Notice how none of these post are related to the search 'ETF'?

The parameter is documented here: https://www.algolia.com/doc/guides/managing-results/optimize-search-results/typo-tolerance/in-depth/configuring-typo-tolerance/

I opted for 'min' as it's recommended when sorting (which we do by using the search_by_date endpoint), it's description is:

min: only keeps results with the lowest number of typos. This means that if you have one or more records that match, you’ll only receive those records, but if you have no records that match, you’ll receive records with typo counts of 1 (or 2 if there are none with 1).
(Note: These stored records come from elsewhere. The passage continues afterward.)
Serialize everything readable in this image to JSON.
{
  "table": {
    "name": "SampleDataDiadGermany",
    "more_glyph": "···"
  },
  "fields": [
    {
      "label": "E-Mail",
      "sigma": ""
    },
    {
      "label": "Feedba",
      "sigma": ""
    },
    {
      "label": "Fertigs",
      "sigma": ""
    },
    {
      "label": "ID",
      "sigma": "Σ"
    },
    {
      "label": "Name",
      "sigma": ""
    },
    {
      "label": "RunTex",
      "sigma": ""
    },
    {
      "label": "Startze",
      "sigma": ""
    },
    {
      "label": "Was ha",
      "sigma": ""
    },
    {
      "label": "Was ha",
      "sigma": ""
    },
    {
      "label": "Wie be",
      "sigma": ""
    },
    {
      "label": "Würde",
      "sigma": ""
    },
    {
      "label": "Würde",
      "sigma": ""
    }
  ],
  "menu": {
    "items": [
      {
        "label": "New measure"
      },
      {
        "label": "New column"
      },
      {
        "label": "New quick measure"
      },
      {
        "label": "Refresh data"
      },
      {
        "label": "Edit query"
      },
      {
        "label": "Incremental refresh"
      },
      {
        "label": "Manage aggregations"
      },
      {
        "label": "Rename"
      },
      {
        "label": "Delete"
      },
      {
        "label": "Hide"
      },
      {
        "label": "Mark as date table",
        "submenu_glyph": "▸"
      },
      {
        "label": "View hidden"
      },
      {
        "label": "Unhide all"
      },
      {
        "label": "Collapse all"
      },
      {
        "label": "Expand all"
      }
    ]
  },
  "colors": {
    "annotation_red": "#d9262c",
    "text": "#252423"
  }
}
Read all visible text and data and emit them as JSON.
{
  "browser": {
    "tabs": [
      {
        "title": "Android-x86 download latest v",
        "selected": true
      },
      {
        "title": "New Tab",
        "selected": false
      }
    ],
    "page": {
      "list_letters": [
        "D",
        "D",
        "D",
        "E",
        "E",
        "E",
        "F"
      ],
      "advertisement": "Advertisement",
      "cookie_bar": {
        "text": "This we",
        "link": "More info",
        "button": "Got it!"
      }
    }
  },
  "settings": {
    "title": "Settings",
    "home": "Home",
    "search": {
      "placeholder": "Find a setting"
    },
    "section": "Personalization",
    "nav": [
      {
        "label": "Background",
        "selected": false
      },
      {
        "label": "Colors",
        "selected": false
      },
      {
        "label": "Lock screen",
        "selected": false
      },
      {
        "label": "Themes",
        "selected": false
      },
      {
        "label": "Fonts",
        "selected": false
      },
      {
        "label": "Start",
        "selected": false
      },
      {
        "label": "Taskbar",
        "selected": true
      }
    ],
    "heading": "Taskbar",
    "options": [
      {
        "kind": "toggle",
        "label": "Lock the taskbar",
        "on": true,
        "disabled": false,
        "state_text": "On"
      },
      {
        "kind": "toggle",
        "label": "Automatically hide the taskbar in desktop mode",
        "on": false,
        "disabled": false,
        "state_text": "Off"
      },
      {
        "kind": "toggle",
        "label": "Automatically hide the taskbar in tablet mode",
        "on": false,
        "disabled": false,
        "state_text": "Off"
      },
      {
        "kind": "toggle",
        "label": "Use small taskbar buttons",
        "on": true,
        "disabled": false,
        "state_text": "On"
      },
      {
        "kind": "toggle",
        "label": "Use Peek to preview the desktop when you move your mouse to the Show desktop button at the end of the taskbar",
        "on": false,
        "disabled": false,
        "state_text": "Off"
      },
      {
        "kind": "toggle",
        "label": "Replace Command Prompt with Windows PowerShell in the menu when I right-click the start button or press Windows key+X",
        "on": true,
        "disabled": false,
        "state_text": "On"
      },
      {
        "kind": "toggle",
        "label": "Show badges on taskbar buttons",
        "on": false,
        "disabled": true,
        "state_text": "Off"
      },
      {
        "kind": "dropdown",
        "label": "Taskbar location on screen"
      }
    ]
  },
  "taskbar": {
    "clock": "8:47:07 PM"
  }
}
When using a sort-by attribute, set typo tolerance to min to reduce irrelevant search results.

Now with typoTolerance=min set, the results look way more relevant:

~ curl 'https://hn.algolia.com/api/v1/search_by_date?query=ETF&tags=story&typoTolerance=min' 2>/dev/null | jq '.hits[].title'
"Unusual Whales Subversive Democratic Trading ETF"
"ETFs are eating the bond market"
"The Case for Investing in Vanguard Total World ETF"
"Will Spot ETH ETF Continue to Pull Back Ethereum Price?"
"US spot Ether ETFs make market debut in another win for crypto industry"
"Spot Ethereum ETFs Approved to Start Trading Tomorrow"
"Spot Ethereum ETFs get final SEC sign off to begin trading Tuesday"
"Ethereum ETF Approval: New Era for Crypto Adoption"
"Ask HN: Alternatives to IEX Cloud API"
"Ask HN: What are your favorite index ETFs for Investing?"
"Ethereum ETF Launch Captivates Crypto Market"
"The ETF Innovation Black Hole"
"Ask HN: Could AI be a dot com sized bubble?"
"Case for Leveraged ETFs"
"Nvidia Surpassing Apple Market Cap Sets Up XLK ETF Rebalancing"
"Ask HN: Invest in your own bootstrapped company or in the stock market?"
"SEC's surprise blessing of Ethereum ETFs is the crypto makeover no one expected"
"I spent a year and $5,700 to see if ChatGPT can beat the market (S&P 500)"
"Spot Ether ETFs receive official approval from the SEC"
"SEC Opens the Door for Spot Ether ETFs in Big Crypto Victory"
SimonHalvdansson commented 2 weeks ago

I've been wondering why the search results are often so bad, good catch!